On July 9, 2021, President Biden enacted a sweeping executive order creating a “whole‑of-government competition policy.” Morrison & Foerster outlined the administration’s policy in a recent client alert that provides a comprehensive summary of the efforts to change both the substance and the approach of the federal government to U.S. competition policy. Among the many initiatives addressed to more than a dozen federal agencies, the executive order seeks to combat increased market concentration and rising prices in prescription drugs and devices, health insurance, and hospital markets.
The executive order’s healthcare initiatives instruct federal agencies to undertake projects as varied as standardizing healthcare options in the national Health Insurance Marketplace to proposing a rule to permit over-the-counter sales of hearing aids. It also encourages the Department of Justice (DOJ) and the Federal Trade Commission (FTC) to review and consider revising their merger guidelines to better address increased costs and inadequate options caused by hospital mergers, particularly in rural areas, and instructs the Department of Health and Human Services (HHS) to implement the price transparency initiatives required by the No Surprises Act.
However, the focus of the executive order’s directives for the healthcare industry are designed to address drug‑pricing concerns. The most significant new proposal directs FTC to consider exercising its statutory rulemaking authority to address “unfair anticompetitive conduct or agreements in the prescription drug industries, such as agreements to delay the market entry of generic drugs or biosimilars.” President Biden also commits his administration to lowering prescription drug prices through “aggressive legislative reforms” such as allowing Medicare to negotiate drug prices, imposing inflation caps, and supporting a public health insurance option.
Other new policies include directing HHS to submit a plan within 45 days to combat excessive pricing, enhance domestic pharmaceutical supply chains, and address the “recurrent problem of price gouging,” as well as directing the FDA commissioner to write a letter to the Patent and Trademark office within 45 days outlining any concerns regarding whether the patent system unjustifiably delays generic and biosimilar competition.

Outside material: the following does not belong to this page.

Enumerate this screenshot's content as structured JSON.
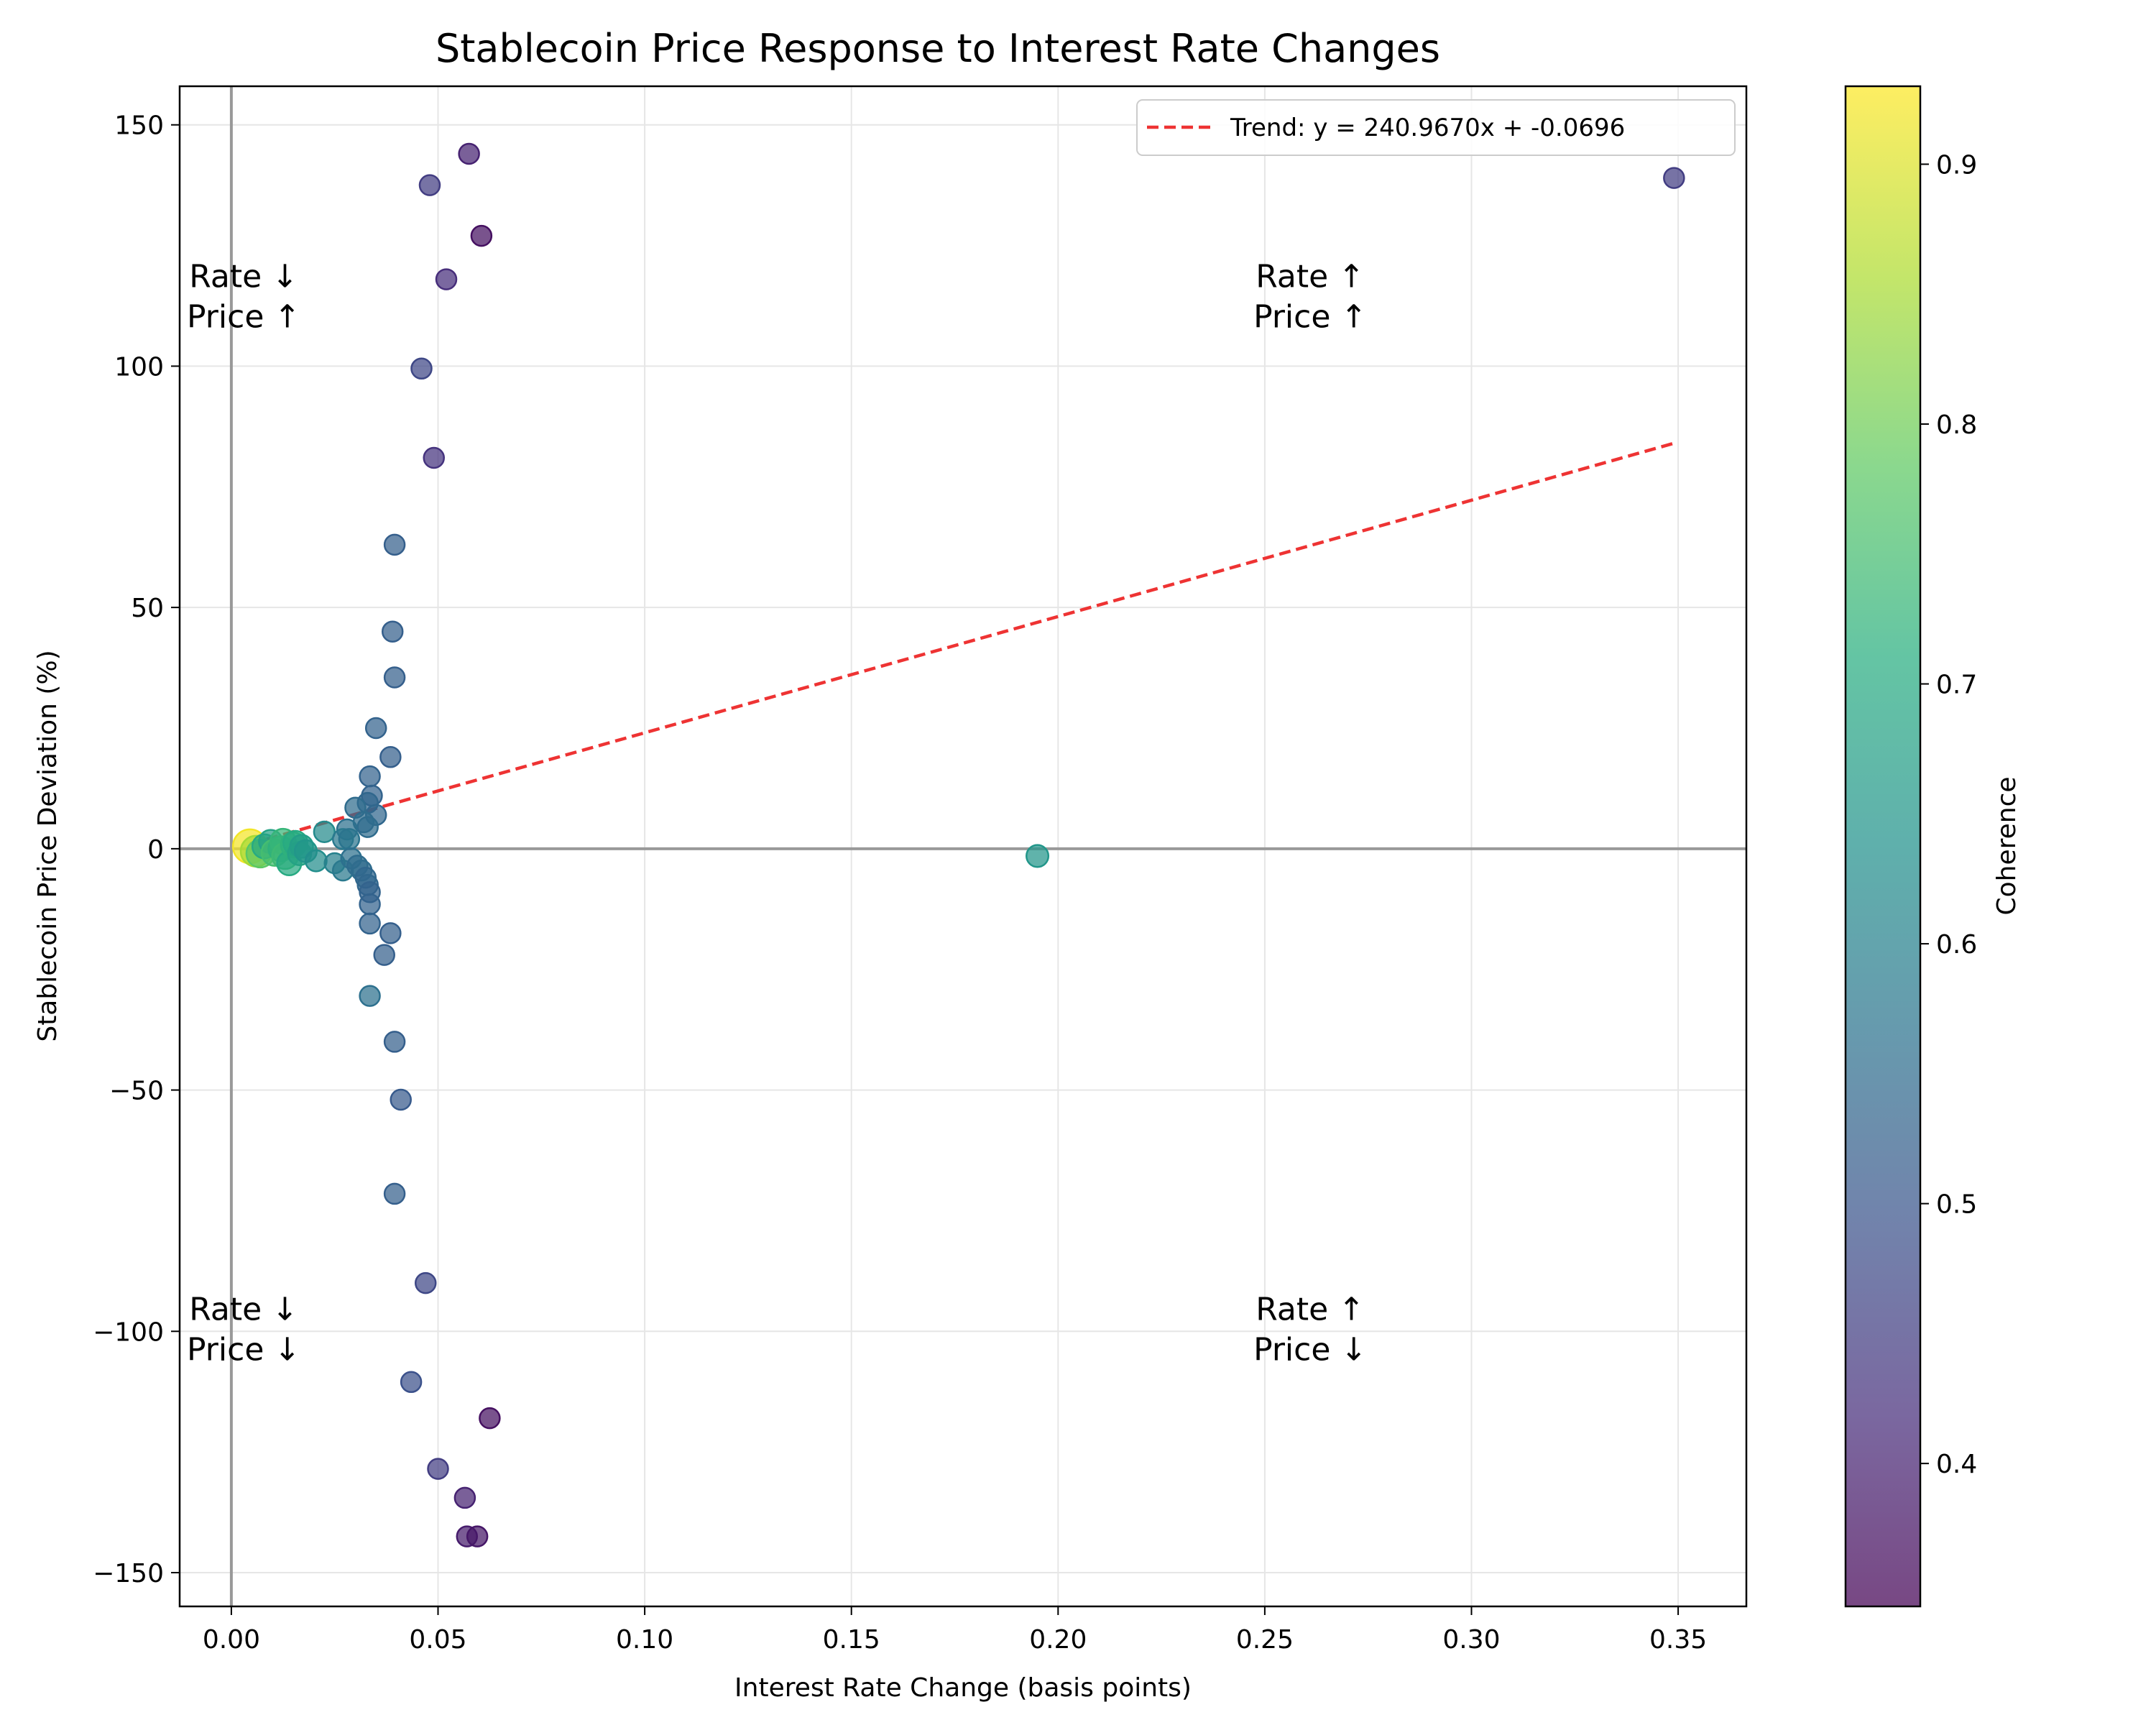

Many provisions in the executive order relating to drug pricing direct HHS and FDA to continue existing policy, including:
- Directing HHS to continue increasing the transparency, efficiency, and predictability of the approval framework for generic drug and biosimilars, in order to promote competition and lower prices for those products by continuing to implement the FDA’s Drug Competition Action Plan of 2017 and Biosimilar Action Plan of 2018;
- Clarifying the standards for interchangeability of biosimilars;
- Improving the understanding of biosimilar and interchangeable products among healthcare providers, patients, and caregivers;
- Continuing to update the FDA’s biologics regulations to clarify existing requirements and procedures related to the review and submission of Biologics License Applications by advancing the “Biologics Regulation Modernization” rulemaking;
- Working with the FTC to identify and address false, misleading, or otherwise deceptive statements about generic drug and biosimilar products and their safety or effectiveness;
- Continuing to implement the CREATES Act of 2019 by issuing Covered Product Authorizations promptly and issuing guidance for industry; and
- Requiring the administrator of the Centers for Medicare and Medicaid Services (CMS) to “prepare for Medicare and Medicaid coverage of interchangeable biological products, and for payment models to support increased utilization of generic drugs and biosimilars.”
Notably, the executive order also directs HHS to continue implementing the controversial Importation of Prescription Drugs rule, which was finalized in President Trump’s last months in office. The rule is subject to litigation in federal court that the Biden administration has continued defending. Just a few days before issuance of the executive order, the Biden administration pulled two other Trump-era proposals to allow the reimportation of insulin and broad personal importation from anywhere. FDA reportedly said it pulled the proposals because it had not received any proposals in response to the request for proposals, but was considering other options.
Last week CMS also submitted to the Office of Management and Budget (OMB) a new, economically significant proposed rule called “Most Favored Nation (MFN) Model,” which likely is the newest proposal of the rule President Trump issued to tie Medicare Part B drug prices to those paid in other wealthy countries. The previous rule was issued in the final days of the Trump administration without notice and comment and was enjoined by a federal court in Baltimore for violating the Administrative Procedure Act. While the newest MFN proposal from CMS may be a negotiating tool to prompt action from Congress, it could be a sign that President Biden is continuing some of the most aggressive and controversial of the Trump administration’s drug pricing initiatives.
These recent actions on drug importation and the MFN proposal, combined with the proposals in the Executive Order on Promoting Competition in the American Economy, demonstrate the Biden administration intends to keep the pressure on drug pricing.